Définitions et remarques préalables

Premier point : Avant de parler de quartier durable, il conviendrait tout d’abord de travailler à Bruxelles sur la notion de quartier en tant que telle. On est pas capable à Bruxelles de montrer un quartier nouveau, un développement urbain récent qui fasse référence tant à l’échelle bruxelloise qu’à une échelle européenne : je citerais le quartier Nord, le développement urbain autour de la dalle du Parlement européen, le quartier Midi, le Carrefour de l’Europe en face de la Gare Centrale. Je ne vois là aucun quartier qui fasse ville, aucune urbanité qui se dégage de ces nouveaux ensembles.

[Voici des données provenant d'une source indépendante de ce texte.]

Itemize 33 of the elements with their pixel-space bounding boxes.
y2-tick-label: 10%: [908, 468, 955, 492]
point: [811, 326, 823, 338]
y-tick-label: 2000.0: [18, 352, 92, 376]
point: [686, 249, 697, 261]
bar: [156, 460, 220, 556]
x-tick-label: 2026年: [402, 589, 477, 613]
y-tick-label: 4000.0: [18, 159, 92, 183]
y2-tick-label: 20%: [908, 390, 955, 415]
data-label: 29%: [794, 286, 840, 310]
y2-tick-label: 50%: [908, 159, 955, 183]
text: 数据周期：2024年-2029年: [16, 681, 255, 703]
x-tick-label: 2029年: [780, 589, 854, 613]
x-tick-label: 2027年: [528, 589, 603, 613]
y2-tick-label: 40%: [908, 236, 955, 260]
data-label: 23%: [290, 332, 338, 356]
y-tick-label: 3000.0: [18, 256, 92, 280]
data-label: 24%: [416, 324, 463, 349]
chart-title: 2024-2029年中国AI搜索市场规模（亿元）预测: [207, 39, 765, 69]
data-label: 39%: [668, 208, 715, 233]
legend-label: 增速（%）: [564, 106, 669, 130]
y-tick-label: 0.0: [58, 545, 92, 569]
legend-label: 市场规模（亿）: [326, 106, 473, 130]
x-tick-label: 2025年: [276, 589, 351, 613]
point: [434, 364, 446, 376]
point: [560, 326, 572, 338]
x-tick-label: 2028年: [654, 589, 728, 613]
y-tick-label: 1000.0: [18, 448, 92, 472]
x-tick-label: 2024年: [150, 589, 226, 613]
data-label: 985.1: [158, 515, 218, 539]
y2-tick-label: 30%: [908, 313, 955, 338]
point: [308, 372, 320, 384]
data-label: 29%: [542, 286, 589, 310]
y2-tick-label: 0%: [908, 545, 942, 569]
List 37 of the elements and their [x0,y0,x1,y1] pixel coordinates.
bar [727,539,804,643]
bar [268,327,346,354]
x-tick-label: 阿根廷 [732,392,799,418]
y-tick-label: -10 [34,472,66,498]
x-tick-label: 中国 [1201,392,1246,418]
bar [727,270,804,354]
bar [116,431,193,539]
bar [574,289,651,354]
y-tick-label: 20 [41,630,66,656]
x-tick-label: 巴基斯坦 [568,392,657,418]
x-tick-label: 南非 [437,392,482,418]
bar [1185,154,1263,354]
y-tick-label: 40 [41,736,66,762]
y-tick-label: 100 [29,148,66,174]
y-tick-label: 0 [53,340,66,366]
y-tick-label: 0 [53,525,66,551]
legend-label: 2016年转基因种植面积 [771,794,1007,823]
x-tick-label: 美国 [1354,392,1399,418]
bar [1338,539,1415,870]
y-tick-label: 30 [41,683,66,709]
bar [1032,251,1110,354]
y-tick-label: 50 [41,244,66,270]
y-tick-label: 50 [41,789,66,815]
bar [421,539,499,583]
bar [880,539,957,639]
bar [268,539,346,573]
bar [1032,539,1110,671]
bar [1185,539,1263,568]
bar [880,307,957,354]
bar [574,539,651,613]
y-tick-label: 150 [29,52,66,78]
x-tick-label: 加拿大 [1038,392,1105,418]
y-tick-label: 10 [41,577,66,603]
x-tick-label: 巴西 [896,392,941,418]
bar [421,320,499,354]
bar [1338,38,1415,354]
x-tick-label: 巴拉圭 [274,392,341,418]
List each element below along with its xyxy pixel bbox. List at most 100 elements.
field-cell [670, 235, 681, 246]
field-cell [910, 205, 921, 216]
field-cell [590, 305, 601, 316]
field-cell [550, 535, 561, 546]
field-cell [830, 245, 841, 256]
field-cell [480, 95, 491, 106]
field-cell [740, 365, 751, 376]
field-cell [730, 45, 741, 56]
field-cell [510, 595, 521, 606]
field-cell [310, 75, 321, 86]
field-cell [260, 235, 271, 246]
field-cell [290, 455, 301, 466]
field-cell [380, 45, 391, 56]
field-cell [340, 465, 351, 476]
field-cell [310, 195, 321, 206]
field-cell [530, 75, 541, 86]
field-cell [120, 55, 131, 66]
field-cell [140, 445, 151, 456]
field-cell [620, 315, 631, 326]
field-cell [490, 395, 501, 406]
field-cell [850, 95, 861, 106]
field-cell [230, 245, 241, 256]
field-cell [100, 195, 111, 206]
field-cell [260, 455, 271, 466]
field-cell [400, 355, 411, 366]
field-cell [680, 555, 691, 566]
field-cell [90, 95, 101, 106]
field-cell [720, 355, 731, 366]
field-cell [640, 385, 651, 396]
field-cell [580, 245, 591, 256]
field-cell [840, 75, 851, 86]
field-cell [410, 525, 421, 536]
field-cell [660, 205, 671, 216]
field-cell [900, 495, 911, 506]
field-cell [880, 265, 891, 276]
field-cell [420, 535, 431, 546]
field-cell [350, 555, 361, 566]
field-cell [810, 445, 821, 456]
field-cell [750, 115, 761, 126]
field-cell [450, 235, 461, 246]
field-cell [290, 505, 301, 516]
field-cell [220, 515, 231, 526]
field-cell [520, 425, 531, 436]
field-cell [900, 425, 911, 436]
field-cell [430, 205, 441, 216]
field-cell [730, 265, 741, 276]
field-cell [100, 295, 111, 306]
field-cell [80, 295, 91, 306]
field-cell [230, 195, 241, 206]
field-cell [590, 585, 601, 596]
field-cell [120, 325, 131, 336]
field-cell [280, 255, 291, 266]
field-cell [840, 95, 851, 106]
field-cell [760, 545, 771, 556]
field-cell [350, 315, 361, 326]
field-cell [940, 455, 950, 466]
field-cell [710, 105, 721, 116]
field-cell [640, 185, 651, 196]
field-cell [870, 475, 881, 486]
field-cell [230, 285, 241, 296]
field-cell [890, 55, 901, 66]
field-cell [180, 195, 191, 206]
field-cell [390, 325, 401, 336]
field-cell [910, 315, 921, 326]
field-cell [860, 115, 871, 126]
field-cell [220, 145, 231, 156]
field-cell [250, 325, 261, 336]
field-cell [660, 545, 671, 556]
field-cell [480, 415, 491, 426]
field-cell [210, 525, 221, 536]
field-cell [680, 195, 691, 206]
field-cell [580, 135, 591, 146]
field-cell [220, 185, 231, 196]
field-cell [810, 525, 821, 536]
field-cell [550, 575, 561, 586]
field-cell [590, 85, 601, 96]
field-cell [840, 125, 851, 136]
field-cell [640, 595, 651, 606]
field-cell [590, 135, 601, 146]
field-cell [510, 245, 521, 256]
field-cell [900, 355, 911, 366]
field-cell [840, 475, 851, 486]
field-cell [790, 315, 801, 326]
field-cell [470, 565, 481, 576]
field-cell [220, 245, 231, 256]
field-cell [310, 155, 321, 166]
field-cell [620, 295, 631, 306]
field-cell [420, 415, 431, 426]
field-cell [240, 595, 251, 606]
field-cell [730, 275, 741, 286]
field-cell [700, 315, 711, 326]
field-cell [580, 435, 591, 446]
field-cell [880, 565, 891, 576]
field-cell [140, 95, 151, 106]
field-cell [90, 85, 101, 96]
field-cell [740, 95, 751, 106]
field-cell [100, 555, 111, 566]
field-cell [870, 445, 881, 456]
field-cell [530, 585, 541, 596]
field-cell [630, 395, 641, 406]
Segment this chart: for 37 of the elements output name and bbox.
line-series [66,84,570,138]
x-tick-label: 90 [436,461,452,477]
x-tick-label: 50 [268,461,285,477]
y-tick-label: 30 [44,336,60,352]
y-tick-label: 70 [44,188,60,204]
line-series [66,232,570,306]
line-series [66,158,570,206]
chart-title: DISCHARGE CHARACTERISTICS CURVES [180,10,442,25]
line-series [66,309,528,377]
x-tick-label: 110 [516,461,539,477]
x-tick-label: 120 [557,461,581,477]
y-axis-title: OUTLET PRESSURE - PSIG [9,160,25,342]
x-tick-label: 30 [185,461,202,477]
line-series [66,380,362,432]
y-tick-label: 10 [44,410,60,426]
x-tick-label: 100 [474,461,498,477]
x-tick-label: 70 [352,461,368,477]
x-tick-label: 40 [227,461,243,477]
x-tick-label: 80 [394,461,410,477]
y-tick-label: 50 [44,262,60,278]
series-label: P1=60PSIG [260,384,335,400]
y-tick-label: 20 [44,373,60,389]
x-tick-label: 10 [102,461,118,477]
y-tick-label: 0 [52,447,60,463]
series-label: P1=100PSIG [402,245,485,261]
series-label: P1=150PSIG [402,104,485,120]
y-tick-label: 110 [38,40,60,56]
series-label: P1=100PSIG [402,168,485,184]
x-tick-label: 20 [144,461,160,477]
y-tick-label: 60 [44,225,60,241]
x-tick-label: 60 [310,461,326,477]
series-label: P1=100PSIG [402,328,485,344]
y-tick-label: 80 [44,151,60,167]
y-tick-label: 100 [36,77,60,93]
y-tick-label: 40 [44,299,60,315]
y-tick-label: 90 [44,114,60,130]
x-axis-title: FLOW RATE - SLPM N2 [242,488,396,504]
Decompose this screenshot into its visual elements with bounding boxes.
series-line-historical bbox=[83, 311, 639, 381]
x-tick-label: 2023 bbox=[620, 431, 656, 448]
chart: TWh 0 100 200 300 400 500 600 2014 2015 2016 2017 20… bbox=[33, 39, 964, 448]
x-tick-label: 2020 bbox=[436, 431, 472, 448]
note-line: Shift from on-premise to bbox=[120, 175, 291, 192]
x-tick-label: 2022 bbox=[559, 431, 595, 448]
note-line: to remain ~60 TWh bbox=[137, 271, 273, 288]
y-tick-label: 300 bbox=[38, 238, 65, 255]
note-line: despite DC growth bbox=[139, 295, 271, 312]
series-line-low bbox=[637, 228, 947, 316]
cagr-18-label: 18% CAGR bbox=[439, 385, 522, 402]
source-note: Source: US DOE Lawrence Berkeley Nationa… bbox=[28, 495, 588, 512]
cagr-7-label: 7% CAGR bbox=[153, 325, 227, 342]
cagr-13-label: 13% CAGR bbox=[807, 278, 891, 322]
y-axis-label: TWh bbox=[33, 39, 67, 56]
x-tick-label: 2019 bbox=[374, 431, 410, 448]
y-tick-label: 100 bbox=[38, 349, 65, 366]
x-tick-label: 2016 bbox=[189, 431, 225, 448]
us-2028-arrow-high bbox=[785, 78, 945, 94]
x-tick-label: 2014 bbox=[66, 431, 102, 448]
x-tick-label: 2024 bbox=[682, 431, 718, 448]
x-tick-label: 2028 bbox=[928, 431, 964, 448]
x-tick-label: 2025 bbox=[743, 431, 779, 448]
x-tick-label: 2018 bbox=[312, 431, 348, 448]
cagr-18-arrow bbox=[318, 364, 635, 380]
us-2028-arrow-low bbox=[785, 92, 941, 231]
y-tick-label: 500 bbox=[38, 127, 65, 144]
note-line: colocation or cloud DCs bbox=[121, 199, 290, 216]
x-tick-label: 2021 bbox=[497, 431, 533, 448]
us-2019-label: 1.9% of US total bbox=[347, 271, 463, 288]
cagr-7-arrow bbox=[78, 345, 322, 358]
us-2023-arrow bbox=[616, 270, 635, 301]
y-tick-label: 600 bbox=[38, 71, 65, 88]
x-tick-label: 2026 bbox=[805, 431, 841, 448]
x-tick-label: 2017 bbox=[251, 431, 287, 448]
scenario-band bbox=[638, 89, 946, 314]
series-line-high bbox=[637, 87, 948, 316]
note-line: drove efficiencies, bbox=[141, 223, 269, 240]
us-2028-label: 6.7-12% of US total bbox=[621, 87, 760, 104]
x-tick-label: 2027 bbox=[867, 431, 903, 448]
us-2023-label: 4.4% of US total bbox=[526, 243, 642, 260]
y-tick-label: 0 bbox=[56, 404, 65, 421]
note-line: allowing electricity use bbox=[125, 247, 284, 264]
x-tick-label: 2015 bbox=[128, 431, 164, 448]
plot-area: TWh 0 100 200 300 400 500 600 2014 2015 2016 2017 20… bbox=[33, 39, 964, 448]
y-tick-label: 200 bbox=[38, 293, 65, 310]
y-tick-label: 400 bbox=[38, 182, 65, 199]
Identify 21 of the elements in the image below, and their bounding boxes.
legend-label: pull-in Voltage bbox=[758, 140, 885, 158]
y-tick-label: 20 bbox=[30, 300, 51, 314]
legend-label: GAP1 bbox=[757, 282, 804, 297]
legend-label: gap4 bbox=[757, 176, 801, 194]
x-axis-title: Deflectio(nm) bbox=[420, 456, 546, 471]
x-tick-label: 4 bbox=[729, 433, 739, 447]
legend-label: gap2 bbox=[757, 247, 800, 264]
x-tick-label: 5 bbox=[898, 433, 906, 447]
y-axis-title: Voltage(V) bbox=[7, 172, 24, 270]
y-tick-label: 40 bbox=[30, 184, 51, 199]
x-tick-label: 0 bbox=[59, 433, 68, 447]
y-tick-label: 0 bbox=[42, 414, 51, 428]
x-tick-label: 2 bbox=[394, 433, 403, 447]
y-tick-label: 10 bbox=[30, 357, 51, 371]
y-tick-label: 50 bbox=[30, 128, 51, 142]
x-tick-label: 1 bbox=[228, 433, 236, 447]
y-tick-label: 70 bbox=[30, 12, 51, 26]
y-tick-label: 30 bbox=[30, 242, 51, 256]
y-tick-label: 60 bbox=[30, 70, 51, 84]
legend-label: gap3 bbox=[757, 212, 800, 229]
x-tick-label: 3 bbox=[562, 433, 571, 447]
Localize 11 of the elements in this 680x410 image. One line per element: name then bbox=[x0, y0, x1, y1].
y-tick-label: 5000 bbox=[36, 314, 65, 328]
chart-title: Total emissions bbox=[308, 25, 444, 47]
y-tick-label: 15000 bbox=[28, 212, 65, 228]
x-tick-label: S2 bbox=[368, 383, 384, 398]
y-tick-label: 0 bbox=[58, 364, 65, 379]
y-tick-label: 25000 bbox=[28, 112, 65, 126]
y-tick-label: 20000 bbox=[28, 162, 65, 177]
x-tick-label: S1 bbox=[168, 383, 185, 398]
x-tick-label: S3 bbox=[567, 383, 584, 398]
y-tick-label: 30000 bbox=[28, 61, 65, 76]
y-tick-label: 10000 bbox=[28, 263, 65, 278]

Il y a donc à Bruxelles tout une série de fondements même de ce qu’est « la fabrication » d’un quartier qui doivent être redéfinis et reconsidérés.

Un deuxième point qui découle du premier : un quartier durable est un label qui en soi ne devrait pas exister. C’est parce qu’il y a un déficit dans certains domaines qu’on est obligé de nommer les choses de manière spécifique. En effet, le fait de prendre en compte dans un projet de développement urbain tant les aspects sociaux, économiques, environnementaux que culturels devraient apparaître aux yeux de tous comme une évidence en soi, voir une banalité. Et il me semble donc qu’à Bruxelles, c’est parce que certains aspects ne sont pas pris en considération (et je renvoie aux exemples précités en mentionnant que les aspects les plus déficitaires c’est-à-dire finalement tous les aspects sauf l’aspect économique) que le label « quartier durable » devient nécessaire. Il est nécessaire tant pour introduire l’idée de performance et de durabilité des bâtiments que pour recadrer les manières d’aménager de nouveaux quartiers, que ce soit sur l’angle urbanistique ou sous l’angle du processus même de conception.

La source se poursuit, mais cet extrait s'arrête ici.